Gaius Marcius Figulus was a politician of the Roman Republic who served as praetor in 169 BC, Roman consul in 162 BC, and again as consul in 156 BC. Upon being elected to the praetorship in 169 BC, Figulus received command of the Roman fleets by lot. Later that year, he transported the consul, Quintus Marcius Philippus, to Ambracia so that he could assume command of Roman forces fighting the Third Macedonian War. Figulus himself sailed on to Creusa, then crossed Boeotia by land in a single day to join the rest of the fleet at Chalcis.
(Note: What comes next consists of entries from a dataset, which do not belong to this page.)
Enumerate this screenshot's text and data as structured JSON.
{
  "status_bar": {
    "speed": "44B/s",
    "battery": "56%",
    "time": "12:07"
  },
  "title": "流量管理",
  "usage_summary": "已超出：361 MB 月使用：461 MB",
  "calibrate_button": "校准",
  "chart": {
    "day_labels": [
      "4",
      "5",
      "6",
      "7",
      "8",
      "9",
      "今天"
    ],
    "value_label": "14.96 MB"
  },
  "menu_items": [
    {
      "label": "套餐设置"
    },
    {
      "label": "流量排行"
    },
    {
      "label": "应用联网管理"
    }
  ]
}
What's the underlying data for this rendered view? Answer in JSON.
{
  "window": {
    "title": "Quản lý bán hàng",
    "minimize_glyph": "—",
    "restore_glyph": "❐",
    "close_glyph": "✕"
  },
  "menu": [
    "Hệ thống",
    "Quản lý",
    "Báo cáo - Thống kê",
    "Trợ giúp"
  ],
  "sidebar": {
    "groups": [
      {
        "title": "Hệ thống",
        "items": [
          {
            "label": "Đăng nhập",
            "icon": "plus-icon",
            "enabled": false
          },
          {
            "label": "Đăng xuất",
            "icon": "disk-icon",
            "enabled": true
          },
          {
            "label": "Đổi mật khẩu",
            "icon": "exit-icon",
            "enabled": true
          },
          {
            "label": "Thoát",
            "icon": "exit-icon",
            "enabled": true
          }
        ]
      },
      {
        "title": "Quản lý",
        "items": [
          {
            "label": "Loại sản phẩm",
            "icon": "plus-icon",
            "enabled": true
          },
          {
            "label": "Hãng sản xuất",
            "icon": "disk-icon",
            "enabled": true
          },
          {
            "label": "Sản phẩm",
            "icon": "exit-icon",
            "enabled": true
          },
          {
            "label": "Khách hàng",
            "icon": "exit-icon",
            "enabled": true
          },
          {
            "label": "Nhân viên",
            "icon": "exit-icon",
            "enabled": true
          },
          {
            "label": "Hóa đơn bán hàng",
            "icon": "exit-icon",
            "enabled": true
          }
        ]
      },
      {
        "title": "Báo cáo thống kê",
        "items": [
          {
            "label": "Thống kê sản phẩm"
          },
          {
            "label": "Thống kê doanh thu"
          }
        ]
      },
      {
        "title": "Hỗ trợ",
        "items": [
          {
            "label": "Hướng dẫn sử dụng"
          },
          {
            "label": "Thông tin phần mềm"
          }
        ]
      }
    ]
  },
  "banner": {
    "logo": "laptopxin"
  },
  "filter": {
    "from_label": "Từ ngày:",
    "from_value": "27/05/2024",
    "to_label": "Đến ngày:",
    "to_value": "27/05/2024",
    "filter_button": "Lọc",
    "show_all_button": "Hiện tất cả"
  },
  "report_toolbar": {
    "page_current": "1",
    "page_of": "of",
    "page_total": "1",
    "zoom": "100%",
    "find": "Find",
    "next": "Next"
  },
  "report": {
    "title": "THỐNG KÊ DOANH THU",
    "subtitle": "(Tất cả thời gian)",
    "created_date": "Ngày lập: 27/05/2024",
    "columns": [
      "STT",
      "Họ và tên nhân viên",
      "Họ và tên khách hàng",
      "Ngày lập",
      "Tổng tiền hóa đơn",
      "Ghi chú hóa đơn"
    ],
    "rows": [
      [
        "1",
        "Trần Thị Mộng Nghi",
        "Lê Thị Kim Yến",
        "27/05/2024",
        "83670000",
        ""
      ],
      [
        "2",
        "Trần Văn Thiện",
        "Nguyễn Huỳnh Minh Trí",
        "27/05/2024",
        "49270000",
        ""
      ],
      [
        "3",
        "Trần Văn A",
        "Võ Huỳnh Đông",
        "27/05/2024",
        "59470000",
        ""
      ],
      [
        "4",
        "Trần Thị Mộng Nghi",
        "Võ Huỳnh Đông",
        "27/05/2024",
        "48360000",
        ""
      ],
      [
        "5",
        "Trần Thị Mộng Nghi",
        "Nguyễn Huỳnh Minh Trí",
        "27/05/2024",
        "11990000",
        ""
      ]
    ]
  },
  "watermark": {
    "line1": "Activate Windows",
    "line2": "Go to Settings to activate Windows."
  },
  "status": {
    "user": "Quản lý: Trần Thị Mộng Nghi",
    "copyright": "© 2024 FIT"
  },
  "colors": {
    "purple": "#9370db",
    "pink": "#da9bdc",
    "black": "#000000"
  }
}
The only other mention Livy makes of Figulus is a reference to his having assigned part of the fleet to winter quarters at Sciathus, and the remainder at Oreum, in Euboea, which he judged the best location to maintain supply lines to the army in Macedon.

Figulus became consul for the first time in 162 BC, but he and his colleague Publius Cornelius Scipio Nasica Corculum abdicated when something went wrong with the auspices.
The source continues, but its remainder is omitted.